L’insertion de ces immeubles a été faite sur la déclaration des requérans, les titres de propriété n’ayant pas été produits par eux, attendu que dans le moment ils font défaut
acp 554 (3 Q 30 269) f° 65-v du 2.6. (succession déclarée le 2 9.bre 1866)

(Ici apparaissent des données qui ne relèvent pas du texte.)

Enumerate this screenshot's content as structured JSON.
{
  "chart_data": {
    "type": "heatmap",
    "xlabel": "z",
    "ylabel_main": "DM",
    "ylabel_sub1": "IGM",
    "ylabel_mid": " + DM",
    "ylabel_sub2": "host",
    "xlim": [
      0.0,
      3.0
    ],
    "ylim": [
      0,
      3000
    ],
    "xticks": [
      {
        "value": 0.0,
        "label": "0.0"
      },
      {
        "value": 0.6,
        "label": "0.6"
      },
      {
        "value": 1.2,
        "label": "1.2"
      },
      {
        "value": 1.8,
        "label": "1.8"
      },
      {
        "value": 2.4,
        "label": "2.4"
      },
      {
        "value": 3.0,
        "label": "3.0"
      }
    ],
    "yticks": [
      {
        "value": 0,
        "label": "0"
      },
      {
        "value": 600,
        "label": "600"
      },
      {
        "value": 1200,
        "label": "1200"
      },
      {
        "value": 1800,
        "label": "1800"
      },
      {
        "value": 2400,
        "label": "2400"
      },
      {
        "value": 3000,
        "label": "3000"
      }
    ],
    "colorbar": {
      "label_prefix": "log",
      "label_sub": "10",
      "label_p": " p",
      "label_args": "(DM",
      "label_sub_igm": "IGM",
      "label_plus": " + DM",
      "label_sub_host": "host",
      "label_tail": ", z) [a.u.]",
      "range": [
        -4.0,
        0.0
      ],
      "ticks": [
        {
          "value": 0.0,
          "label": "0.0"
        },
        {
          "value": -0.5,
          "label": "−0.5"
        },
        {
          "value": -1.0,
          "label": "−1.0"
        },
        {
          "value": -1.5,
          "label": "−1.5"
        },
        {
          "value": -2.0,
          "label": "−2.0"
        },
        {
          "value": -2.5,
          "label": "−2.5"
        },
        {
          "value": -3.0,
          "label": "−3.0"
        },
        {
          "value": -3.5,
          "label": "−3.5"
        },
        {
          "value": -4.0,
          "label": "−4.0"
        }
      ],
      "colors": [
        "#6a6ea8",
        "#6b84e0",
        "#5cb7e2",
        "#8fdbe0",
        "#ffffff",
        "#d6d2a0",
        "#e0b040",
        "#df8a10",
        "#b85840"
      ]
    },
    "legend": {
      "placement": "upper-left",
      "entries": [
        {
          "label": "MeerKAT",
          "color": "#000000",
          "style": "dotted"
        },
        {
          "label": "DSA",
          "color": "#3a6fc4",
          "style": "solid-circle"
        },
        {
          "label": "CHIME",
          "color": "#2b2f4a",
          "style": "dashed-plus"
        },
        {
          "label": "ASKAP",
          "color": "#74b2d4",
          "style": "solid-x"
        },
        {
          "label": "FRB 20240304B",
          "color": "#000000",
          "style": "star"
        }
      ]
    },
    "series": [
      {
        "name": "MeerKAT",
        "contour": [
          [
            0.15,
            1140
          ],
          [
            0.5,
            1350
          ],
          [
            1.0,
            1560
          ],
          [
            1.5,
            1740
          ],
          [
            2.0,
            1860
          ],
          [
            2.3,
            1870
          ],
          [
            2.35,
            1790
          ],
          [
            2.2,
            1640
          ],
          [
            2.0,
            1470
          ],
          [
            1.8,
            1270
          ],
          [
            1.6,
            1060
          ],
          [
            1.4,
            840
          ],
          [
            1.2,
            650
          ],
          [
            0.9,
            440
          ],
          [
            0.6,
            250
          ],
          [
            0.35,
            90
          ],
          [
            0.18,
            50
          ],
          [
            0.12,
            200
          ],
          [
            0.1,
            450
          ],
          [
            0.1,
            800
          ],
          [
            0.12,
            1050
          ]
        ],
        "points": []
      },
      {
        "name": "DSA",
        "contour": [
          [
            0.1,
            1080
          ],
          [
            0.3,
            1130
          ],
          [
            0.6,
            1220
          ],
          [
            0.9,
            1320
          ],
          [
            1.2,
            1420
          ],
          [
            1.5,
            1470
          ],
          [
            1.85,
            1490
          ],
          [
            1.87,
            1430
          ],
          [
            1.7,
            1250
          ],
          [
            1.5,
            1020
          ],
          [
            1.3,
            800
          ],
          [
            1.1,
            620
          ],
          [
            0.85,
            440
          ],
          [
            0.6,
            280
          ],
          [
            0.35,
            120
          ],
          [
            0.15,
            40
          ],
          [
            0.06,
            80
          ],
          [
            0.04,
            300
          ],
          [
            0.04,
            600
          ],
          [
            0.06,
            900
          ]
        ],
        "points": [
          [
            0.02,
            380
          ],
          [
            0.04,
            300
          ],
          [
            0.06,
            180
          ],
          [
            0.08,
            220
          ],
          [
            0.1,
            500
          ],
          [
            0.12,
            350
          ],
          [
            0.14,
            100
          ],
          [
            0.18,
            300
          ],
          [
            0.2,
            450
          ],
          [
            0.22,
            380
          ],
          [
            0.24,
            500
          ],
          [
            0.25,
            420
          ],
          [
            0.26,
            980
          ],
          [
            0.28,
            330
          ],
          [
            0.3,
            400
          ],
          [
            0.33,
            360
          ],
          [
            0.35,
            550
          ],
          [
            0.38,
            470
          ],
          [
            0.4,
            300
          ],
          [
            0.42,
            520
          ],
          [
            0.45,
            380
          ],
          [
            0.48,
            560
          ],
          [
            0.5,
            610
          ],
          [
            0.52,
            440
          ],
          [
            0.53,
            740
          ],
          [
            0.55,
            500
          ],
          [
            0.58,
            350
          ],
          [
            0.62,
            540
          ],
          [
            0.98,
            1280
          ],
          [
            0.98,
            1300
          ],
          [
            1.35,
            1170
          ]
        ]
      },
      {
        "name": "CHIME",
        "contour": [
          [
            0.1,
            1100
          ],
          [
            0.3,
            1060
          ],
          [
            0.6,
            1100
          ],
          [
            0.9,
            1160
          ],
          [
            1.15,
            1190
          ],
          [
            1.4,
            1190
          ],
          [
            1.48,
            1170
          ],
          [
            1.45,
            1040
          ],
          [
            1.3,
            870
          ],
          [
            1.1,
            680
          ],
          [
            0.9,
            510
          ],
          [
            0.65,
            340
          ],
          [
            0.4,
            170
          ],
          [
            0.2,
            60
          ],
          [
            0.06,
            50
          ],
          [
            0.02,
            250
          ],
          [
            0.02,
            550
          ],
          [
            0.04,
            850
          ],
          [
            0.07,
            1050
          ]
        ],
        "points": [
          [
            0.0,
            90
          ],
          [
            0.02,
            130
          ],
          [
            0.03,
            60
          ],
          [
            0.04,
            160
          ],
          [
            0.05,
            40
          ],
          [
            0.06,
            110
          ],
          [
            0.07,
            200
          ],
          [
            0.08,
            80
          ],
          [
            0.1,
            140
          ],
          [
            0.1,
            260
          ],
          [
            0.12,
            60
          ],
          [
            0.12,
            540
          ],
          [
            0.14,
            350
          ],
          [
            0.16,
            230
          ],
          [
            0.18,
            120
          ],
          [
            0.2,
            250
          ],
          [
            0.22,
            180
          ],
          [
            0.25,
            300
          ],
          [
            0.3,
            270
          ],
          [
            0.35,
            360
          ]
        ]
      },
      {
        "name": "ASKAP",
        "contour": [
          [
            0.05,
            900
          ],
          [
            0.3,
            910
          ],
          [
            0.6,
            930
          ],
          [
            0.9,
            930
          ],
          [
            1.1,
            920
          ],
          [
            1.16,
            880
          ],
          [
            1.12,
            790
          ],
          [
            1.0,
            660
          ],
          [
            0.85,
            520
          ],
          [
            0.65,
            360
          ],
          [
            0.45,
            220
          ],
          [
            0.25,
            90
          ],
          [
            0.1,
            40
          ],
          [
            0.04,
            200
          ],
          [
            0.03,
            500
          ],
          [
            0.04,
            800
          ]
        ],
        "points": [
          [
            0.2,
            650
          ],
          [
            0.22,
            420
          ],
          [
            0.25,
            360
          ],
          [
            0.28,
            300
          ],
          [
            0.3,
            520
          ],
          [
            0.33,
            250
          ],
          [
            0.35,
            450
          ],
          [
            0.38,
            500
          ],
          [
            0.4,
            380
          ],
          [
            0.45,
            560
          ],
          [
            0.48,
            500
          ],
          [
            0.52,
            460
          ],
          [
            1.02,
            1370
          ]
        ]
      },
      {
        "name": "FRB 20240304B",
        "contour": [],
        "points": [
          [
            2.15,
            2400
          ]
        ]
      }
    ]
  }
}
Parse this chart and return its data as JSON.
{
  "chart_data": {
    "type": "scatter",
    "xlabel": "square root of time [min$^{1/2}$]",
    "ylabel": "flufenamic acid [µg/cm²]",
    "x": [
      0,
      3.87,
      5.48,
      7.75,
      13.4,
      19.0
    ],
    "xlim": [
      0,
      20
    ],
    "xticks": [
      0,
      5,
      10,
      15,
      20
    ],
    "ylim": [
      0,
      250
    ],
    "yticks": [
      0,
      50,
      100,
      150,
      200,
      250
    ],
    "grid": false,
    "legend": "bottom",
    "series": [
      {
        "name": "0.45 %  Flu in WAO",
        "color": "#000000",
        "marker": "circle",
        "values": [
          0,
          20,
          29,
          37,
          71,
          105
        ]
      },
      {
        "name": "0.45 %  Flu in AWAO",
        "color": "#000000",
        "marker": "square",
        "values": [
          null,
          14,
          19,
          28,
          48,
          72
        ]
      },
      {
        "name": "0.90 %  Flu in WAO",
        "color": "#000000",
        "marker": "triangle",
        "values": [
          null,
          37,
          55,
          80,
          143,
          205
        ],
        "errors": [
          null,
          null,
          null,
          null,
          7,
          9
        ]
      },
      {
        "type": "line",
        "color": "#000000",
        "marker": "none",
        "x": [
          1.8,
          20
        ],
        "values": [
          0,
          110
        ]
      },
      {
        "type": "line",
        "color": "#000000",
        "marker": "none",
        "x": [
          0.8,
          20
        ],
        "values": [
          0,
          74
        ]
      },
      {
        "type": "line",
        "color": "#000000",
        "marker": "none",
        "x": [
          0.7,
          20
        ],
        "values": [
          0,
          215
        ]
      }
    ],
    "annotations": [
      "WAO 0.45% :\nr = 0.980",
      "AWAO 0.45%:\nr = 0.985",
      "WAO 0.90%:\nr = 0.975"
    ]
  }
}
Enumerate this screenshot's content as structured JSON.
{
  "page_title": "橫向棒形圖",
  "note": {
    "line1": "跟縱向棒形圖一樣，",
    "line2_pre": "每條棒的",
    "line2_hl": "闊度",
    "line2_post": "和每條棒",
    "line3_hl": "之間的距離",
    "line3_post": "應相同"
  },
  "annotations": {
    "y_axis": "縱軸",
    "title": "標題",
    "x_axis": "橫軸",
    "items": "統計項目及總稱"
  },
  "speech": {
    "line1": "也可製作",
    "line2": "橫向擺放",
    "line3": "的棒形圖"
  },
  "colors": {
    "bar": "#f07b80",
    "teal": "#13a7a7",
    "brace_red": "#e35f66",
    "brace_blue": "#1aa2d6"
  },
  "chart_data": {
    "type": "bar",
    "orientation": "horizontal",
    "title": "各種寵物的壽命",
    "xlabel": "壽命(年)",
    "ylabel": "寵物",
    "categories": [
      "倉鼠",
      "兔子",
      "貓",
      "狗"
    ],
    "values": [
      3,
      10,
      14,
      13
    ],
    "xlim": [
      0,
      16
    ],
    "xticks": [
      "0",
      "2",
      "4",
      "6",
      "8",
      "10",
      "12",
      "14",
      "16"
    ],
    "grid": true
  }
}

veuf en premières noces de Frédérique Steinbach
Communauté Büttner Steinbach, mobilier 2045
Communauté Büttner Ungerer, mobilier 1127, argent comptant 1298, extances 17.561, créances douteuses 558, livret de la caisse d’épargne 61, 28 actions du chemin de fer de l’Est, 4 actions de 500 fr. du crédit mobilier *not, 37 obligations du chemin de fer lombard, Fonds de commerce de bijouterie 37.070
Immeubles propres au défunt, Une maison rue des Orfèvres n° 14, Une cave rue du chaudron n° 8, garde robe 443
Passif de la communauté 1922, de la succession 437
Récompenses due par la succession à la communauté 11.466, reprises de la succession 50.739, reprises de la veuve 1684

Les héritiers Büttner vendent la cave sous la maison sise 2, rue du Chaudron au propriétaire de la maison, le pâtissier Jean Charles Michel

1868 (19.6.), Strasbourg 15 (120), Not. Momy (Hippolyte) n° 12.770
A comparu Madame Henriette Salomé Ungerer veuve de M. Charles Auguste Büttner, vivant bijoutier domicilié à Strasbourg, agissant I. comme mère et tutrice légale de Albert Oscar Büttner & Sophie Pauline Büttner ses deux enfants encore mineurs dont elle se porte fort, issus de son mariage avec le Sr Charles Auguste Büttner, II. comme mandataire de M. Auguste Alfred Büttner, ingénieur des tabacs demeurant à Toulouse rue de Calaurie N° 12 (…), III. comme mandataire de de M. Frédéric Edlmond Büttner, manufacturier demeurant à Etival (Vosges)
à Monsieur Jean Charles Michel, patissier confiseur demeurant à Strasbourg
Une cave située sous la maison sise à Strasbourg rue du Chaudron n° 2 propriété du Sr Michel susqualifié, mais dépendant de la maison propriété des héritiers de feu M. Charles Auguste Büttner sise sise à Strasbourg rue des Orfèvres N° 10 ancien & 14 nouveau
Propriété. Mad. Veuve Buttner déclare que la cave Vendue est la propriété des héritiers de feu son mari qui la possédaient en vertu de titres réguliers pour avoir été par eux recueillie dans la succession de ce dernier aux termes de l’inventaire dressé par M° Momy sous la date au commencement du 28 mai 1866 – 1650 francs
acp 574 (3 Q 30 289) f° 24-v du 27.6.